The Republic | azcentral.com
Stung by soaring costs for housing misdemeanor offenders in the county jail, Mesa is looking for someone willing to build and operate a private one.
"This is a positive step," committee chairman Dennis Kavanaugh said, noting that a regional wireless cooperative among public-safety agencies could serve as a model.
The size and cost of the jail are not specified. Assistant Police Chief Mike Dvorak said the department anticipates several proposals and will evaluate them on their merits.
The idea has been simmering for several years and has new momentum because of a projected spike in what the county charges cities to book and house misdemeanor offenders.
Mesa expects to spend $5.5 million for that this year.

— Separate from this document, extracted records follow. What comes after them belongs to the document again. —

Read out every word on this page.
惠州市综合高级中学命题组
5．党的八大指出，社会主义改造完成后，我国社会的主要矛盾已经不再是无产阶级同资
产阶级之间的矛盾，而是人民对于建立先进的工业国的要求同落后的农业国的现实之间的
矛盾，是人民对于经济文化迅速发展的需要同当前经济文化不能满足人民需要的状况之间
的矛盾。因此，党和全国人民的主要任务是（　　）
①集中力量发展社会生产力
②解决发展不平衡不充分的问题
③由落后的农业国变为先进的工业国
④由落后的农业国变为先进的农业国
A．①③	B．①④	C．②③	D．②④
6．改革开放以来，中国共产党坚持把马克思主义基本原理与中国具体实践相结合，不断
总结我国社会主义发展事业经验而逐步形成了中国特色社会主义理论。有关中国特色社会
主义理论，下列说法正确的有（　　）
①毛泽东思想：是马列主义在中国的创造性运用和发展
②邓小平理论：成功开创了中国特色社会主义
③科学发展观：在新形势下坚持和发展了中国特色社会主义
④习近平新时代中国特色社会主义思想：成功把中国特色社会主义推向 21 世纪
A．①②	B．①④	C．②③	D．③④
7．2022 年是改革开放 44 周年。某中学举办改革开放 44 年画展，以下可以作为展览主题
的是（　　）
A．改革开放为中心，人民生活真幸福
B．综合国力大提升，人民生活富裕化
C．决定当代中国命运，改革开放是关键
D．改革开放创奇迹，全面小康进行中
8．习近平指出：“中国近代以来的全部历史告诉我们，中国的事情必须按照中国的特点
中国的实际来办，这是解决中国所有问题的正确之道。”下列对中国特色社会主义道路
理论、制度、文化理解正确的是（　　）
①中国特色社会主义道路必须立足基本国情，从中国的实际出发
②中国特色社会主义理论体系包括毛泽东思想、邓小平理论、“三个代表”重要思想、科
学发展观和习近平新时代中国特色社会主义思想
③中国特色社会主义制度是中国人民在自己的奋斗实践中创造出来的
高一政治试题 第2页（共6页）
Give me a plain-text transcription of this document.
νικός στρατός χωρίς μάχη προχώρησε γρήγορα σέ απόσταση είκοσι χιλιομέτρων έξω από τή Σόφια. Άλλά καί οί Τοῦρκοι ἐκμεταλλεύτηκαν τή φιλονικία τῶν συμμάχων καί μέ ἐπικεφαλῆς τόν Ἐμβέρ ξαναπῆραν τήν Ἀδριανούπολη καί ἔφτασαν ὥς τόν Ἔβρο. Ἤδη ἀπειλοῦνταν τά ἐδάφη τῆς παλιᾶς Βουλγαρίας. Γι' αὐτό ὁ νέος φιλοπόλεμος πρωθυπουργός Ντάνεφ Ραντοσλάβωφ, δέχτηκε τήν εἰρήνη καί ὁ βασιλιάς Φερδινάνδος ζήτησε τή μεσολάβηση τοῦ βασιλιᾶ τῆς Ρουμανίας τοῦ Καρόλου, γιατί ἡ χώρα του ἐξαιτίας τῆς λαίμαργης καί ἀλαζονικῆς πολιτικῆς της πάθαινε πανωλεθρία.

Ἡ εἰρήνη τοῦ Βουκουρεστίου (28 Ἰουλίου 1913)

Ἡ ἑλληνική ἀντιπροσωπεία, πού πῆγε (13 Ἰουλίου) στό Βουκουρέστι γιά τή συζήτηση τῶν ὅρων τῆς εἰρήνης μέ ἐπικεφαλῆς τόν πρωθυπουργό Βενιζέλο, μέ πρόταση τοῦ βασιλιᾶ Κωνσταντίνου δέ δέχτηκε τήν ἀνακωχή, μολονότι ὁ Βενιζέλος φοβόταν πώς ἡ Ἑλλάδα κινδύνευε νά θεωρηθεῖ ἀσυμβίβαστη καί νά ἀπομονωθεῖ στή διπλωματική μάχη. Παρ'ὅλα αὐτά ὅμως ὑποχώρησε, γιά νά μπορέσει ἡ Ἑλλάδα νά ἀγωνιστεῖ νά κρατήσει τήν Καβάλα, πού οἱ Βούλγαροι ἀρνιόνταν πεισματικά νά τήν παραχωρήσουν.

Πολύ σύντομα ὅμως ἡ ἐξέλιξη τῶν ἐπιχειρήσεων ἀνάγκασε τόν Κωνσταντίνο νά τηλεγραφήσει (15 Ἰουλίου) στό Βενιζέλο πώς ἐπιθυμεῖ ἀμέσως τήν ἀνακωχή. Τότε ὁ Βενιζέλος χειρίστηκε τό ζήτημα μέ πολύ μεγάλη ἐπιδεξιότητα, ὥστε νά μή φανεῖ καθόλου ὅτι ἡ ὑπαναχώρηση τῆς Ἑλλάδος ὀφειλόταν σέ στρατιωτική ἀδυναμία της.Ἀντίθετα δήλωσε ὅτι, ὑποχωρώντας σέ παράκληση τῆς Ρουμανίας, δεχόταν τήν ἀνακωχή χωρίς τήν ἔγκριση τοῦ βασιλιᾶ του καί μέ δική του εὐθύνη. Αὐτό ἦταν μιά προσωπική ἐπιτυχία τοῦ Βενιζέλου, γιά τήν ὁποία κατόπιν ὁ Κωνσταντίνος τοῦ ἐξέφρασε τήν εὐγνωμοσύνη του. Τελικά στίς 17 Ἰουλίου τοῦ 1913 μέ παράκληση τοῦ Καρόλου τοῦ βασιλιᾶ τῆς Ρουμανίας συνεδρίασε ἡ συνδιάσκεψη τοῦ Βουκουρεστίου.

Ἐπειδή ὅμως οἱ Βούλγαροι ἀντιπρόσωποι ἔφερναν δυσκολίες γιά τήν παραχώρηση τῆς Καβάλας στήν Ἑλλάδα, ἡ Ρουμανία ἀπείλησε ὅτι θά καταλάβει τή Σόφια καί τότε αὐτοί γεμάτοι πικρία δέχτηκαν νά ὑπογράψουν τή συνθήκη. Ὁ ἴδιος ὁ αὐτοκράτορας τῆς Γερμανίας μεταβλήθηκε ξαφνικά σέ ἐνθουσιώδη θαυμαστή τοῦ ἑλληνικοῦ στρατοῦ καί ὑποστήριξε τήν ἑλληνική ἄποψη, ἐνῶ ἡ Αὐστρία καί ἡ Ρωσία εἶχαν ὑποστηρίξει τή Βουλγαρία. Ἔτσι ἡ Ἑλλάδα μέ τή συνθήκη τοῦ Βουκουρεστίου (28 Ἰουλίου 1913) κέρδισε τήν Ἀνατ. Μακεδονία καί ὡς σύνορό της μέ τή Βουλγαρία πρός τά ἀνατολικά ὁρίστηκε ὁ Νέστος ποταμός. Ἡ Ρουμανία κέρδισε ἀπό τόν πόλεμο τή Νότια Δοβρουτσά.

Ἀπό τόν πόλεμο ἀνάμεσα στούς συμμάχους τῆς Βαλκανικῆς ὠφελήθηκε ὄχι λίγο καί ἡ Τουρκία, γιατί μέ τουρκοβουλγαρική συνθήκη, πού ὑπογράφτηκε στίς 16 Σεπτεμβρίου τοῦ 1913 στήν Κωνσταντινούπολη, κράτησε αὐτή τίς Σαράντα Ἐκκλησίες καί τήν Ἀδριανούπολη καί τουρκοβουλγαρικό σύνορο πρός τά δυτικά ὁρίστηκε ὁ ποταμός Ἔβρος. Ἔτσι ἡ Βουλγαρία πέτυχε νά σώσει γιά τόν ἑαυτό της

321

Next year's estimate is $6.9 million.
That money comes from Mesa's general fund and is not considered part of the police budget, Police Chief Frank Milstead said.
"We're not going to quit buying police cars because we have this big spike," he said. "But we've just got to come up with a better business plan than what we're doing now."
The private jail would be overseen by a board representing the police agencies using it. Companies bidding the on the project will be asked for numerous details, including how they plan to staff, operate and secure the jail.
Compliance with national standards for correctional facilities would be required.
If the model works well in the East Valley, Dvorak said other regions might want to pick up on the idea.
Arizona has no private jails at present. It does have private prisons, which hold felony offenders for a year or longer.
Dvorak said California has several private jails where police have noticed better accuracy in booking, lower costs and fewer confrontations between suspects and officers.
Milstead said the proposal for a private jail, which was first raised several years ago, went dormant for a while because of a notorious escape from a private prison in Kingman, Ariz., in 2010.
Two of the escapees murdered an Oklahoma couple.
"We were afraid at the time that people would not be able to differentiate ... between a private prison and a private jail," Milstead said.
At present, misdemeanor suspects are taken first to city holding facilities to be booked. They're arraigned in city court within 24 hours and if the court orders them held, they are taken to the county jail.
Mesa's holding facility can hold fewer than 30 people.
Peviously, the county's Southeast Valley jail at Mesa Drive and U.S. 60 both booked and housed offenders. The county stopped housing prisoners early last decade, and in 2007 stopped using it to book offenders as well.
That forced city police to take prisoners to the Fourth Avenue Jail in downtown Phoenix. Mesa police officers make about five such trips a day, Dvorak said.
Mesa Police Chief Frank Milstead said the county has indicated it would reopen the Southeast Valley facility within the next two months, but only to receive prisoners.
That still would help local departments, Milstead said, because they wouldn't have to spend so much time taking prisoners to Phoenix.
The old jail has 180 beds. Even if that part also were to reopen, it could house only some of the hundreds of misdemeanor offenders for which Southeast Valley cities are currently responsible.
Milstead and Kavanaugh both raised the possibility of the county turning over the vacant jail to Mesa or to a regional cooperative, but that would require political buy-in from the county board.
Mesa will pursue that with the county while also considering bids from private jail operators.